The data of Meinitzer et al. 115 Schulze et al. 132 and Teerlink 136 indicate that ADMA is positively correlated with age; furthermore, they have shown increased concentrations in postmenopausal women compared with men of a similar age. However the increase, though statistically significant, is biologically small, and it has been suggested that the generation of age- and gender-specific reference intervals would be of little, if any, benefit. 132 Meinitzer et al. 115 has described reference intervals stratified according to age, and the differences are small, with means ranging from 0.58 to 0.64 μmol/L.
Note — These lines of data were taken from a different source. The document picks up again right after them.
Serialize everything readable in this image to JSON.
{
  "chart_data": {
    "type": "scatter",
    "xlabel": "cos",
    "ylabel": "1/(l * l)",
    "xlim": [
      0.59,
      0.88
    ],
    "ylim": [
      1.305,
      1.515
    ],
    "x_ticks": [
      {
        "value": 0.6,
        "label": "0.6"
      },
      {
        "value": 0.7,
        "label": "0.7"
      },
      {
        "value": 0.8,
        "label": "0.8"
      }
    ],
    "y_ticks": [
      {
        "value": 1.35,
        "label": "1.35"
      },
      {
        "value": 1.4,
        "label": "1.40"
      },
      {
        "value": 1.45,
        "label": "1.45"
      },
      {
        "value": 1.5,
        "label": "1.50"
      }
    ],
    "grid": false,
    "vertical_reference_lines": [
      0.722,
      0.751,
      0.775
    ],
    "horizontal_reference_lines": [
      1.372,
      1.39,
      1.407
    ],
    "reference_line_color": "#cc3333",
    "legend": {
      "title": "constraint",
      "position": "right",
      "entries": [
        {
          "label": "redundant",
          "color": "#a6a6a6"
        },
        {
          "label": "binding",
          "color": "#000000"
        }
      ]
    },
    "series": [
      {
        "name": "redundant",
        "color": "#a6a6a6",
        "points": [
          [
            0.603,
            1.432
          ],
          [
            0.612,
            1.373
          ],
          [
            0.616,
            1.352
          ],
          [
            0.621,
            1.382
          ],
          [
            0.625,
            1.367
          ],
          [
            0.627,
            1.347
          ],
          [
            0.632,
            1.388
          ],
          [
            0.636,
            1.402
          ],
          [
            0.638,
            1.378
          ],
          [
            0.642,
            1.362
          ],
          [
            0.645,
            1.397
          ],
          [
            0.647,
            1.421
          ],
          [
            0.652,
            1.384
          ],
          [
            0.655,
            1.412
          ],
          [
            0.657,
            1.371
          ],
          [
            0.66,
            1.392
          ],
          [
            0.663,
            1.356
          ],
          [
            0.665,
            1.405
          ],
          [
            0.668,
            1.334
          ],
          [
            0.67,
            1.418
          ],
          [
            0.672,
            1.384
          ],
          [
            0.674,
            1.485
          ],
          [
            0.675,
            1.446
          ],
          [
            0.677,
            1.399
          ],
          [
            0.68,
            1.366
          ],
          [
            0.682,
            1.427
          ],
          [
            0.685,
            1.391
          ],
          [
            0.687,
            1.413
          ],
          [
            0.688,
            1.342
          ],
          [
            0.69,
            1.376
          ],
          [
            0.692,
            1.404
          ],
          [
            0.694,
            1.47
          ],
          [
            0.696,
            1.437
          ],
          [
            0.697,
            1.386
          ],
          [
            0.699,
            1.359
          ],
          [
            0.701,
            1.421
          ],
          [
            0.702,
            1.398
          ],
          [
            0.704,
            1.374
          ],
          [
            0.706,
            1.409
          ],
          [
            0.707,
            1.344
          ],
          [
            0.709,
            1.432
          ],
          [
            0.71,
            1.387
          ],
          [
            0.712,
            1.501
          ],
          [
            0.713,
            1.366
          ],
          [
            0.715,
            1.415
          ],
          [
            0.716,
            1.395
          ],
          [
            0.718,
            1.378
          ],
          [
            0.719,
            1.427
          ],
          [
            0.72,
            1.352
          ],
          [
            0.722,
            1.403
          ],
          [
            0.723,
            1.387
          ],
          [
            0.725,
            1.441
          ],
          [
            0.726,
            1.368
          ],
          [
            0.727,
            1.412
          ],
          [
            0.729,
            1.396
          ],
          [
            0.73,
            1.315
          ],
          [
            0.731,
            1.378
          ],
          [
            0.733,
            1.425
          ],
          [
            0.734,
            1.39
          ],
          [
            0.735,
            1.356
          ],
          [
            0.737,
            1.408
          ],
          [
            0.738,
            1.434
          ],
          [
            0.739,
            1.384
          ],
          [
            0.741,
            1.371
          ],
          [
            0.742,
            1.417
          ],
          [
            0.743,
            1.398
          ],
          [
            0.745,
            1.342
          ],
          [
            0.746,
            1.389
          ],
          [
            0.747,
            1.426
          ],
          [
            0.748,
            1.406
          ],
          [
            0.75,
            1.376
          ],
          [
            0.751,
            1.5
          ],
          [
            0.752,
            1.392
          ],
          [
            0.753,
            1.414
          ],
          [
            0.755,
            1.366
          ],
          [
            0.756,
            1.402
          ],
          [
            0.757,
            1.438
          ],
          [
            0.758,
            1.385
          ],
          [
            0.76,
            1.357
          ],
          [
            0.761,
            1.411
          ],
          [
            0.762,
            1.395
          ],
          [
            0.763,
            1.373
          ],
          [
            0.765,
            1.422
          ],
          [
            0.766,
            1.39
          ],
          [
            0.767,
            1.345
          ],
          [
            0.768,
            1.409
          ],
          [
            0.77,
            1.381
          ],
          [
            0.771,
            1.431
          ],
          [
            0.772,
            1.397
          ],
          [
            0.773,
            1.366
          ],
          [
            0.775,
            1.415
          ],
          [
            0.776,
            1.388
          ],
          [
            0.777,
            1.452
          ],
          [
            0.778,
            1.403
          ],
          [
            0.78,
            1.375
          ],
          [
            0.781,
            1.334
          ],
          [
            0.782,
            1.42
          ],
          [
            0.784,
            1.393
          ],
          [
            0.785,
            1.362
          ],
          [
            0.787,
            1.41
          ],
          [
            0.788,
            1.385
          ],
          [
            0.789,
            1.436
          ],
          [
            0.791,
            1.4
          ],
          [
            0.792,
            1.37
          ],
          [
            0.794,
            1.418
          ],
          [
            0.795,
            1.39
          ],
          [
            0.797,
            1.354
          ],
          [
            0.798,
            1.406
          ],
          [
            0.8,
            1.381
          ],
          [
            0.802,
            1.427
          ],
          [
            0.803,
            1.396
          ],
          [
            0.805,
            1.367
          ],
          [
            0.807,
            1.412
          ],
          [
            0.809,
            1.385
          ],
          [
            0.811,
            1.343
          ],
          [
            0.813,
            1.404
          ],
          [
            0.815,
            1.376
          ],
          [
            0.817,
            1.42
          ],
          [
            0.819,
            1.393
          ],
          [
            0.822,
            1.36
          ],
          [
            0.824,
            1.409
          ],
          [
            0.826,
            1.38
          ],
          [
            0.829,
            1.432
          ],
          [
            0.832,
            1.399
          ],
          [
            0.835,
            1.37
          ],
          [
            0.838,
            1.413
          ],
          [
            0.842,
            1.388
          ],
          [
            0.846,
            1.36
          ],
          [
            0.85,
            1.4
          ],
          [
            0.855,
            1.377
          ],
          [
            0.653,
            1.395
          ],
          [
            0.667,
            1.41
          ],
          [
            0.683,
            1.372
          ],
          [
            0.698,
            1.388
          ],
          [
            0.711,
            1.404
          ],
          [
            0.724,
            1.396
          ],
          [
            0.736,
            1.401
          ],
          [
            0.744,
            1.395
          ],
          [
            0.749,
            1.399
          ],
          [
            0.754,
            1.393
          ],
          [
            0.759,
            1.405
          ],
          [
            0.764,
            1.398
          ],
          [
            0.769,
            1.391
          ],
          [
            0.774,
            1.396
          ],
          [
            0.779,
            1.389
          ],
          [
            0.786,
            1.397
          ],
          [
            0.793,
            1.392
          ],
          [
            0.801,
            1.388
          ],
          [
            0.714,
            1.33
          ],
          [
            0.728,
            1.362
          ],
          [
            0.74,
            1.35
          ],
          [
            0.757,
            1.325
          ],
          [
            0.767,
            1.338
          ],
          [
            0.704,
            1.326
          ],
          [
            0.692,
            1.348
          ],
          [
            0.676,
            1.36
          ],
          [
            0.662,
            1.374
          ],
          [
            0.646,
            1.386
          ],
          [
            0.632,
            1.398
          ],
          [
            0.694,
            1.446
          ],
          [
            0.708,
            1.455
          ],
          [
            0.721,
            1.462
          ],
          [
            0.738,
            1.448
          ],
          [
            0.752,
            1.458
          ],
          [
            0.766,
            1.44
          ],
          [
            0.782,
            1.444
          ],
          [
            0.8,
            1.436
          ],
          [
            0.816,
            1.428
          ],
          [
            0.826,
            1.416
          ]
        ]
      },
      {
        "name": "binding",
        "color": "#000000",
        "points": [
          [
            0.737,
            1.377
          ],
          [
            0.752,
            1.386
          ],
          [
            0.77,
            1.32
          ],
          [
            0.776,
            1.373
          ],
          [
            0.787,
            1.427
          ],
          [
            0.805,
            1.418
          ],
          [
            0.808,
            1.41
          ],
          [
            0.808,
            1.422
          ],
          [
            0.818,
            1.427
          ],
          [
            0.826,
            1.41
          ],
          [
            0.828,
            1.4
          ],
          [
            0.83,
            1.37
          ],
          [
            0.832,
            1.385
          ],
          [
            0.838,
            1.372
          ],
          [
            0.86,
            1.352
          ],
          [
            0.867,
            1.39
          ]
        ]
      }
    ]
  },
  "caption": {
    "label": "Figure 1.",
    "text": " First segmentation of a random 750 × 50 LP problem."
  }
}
We have previously discussed the usefulness of population reference intervals for ADMA. 21 Given its high individuality (index of individuality 0.81), population reference intervals are unlikely to be useful in denoting ‘abnormality’ from a single result; 21,139 this is analogous to serum creatinine. Single measurements are, therefore, likely to be difficult to interpret in the context of cardiovascular risk assessment, for example, and almost certainly precludes the use of ADMA as a standalone composite risk marker. Reference to the ADMA concentrations in the studies summarized in Table 1 emphasizes this point.
Conclusions
The discovery of NO was a major breakthrough in understanding the biology of the vascular endothelium. The discovery of an endogenous molecule that can influence its production, therefore, is also of major importance. There is now abundant evidence establishing ADMA as a marker, if not mediator, of cardiovascular disease. However, it has not yet established itself as a clinically useful measurement, despite many prospective studies demonstrating its strong predictive power for cardiovascular events and mortality, independent of traditional risk factors. There are two reasons for this. Firstly, there has been considerable uncertainty over what constitutes a ‘normal’ concentration, and the degree of risk associated with an increase in concentration is, therefore, difficult to quantify; furthermore clinically significant increases can occur within a range that could be considered ‘normal’. Secondly, and more importantly, there is no therapy currently available to specifically modulate ADMA concentration. ADMA concentrations can be lowered by well-established treatments such as metformin, rosiglitazone, insulin, statins and ACE inhibitors, and might provide some insight into the way these drugs exert their beneficial effects. However, it will require the development of a specific agent to modify ADMA concentration, and proof that this confers benefit, to elevate the importance of ADMA above other markers such as high sensitivity C-reactive protein and homocysteine. Nonetheless, further evaluation of the role of ADMA as a means of improving cardiovascular risk assessment would be interesting, particularly given its prognostic significance.
Future research is likely to focus on the enzymes DDAH and PRMT and the genetics that determine an individual's ADMA concentration. This will increase understanding of the role of ADMA and potentially provide therapeutic targets. More work on the role of ADMA in critical illness, in particular, might yield observations fundamental to the understanding of NO and its control in that setting, and, again, provide targets for treatment in a group of patients with a high mortality.